In 1956, then-Sen. John F. Kennedy released a book under his name entitled "Profiles in Courage," detailing the acts of eight senators in US history "whose devotion to principle lead them to unpopular courses," as he put it. The book was a big hit, winning him the Pulitzer Prize and launching Kennedy to the presidency.
Now some media and politicians are wondering if Rep. Paul Ryan, a Republican from Wisconsin, would be a "profile in courage" for his bold and detailed plan to reform Medicare and Medicaid. Or is his plan, released Tuesday, an act of political folly, like putting a bull's-eye on his back for daring to reform popular social programs?

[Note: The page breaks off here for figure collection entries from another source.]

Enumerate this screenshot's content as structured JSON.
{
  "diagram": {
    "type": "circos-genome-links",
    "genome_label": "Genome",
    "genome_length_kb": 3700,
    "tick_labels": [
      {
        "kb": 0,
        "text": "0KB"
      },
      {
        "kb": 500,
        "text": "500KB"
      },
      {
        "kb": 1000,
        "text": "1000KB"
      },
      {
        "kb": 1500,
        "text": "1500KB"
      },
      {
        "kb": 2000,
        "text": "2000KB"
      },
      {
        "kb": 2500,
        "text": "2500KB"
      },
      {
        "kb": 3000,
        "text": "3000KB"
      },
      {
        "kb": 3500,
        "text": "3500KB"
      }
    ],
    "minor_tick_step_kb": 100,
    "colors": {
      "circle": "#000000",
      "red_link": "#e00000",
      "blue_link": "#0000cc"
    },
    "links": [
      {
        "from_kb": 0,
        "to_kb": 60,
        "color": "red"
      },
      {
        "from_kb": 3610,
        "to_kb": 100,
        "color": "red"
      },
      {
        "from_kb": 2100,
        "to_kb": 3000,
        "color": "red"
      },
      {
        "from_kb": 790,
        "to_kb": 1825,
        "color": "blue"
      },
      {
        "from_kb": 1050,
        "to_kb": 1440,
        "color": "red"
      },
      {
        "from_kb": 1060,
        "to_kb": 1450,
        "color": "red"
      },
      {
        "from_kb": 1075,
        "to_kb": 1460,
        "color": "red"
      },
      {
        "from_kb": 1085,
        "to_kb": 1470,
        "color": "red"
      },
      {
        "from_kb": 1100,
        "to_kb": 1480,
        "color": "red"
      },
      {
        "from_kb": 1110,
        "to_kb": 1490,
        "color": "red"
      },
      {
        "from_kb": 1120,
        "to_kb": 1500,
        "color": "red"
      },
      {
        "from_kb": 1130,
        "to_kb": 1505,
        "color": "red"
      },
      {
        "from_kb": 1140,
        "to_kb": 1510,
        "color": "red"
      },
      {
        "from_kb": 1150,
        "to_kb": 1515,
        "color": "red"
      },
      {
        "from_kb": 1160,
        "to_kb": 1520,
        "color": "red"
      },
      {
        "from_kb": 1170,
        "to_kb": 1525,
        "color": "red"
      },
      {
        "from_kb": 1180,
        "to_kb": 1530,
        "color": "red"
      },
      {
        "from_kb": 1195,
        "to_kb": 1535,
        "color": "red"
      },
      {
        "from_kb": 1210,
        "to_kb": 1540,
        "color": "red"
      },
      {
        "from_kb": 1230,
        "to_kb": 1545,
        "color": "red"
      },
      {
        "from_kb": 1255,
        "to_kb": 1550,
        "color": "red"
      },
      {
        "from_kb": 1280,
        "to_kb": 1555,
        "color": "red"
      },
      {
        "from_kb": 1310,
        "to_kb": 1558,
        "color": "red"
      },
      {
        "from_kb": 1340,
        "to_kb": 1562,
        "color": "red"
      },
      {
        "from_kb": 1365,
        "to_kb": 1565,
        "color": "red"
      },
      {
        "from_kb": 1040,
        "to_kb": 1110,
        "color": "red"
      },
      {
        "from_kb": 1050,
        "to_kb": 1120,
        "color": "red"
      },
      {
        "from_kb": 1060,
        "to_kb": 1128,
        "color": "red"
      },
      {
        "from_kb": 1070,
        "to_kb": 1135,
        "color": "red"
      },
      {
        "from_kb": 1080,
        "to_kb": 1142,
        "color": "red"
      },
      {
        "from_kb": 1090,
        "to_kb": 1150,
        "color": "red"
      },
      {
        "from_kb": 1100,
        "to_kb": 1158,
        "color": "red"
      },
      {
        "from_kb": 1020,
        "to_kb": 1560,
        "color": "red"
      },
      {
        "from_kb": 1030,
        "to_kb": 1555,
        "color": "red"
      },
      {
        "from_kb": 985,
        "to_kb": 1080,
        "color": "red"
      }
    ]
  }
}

Mr. Ryan is one of the few politicians that President Obama is said to both admire and fear for his intellect, and perhaps his courage. Mr. Obama himself, by running for the White House as a black man, is widely respected for his courage, even if his own intellect sometimes makes him appear professorial.
Ryan's courage may be seen simply in the context of the lack of courage within his own party. Republicans have long been afraid to be very specific about reform of the big social programs, especially Social Security. Even Ryan didn't include the retirement program in his reform plan, partly because it is still perceived as the "third rail" of politics and partly because it is in less dire need of financial reform than the two big health programs.
If his plan should be remembered for its courage, it is in saying that America's fiscal black hole is the most important issue facing the country, more important than any specific spending program. The deficit can't be taxed away or merely chipped away, but needs wholesale change, he is saying.
Like Martin Luther, Ryan has now had a "here I stand" moment, achieving a high profile, at least. It can make him either a forgotten martyr someday or perhaps lead to a chapter about him in a future "Profiles in Courage" book – perhaps written when another Kennedy runs for office.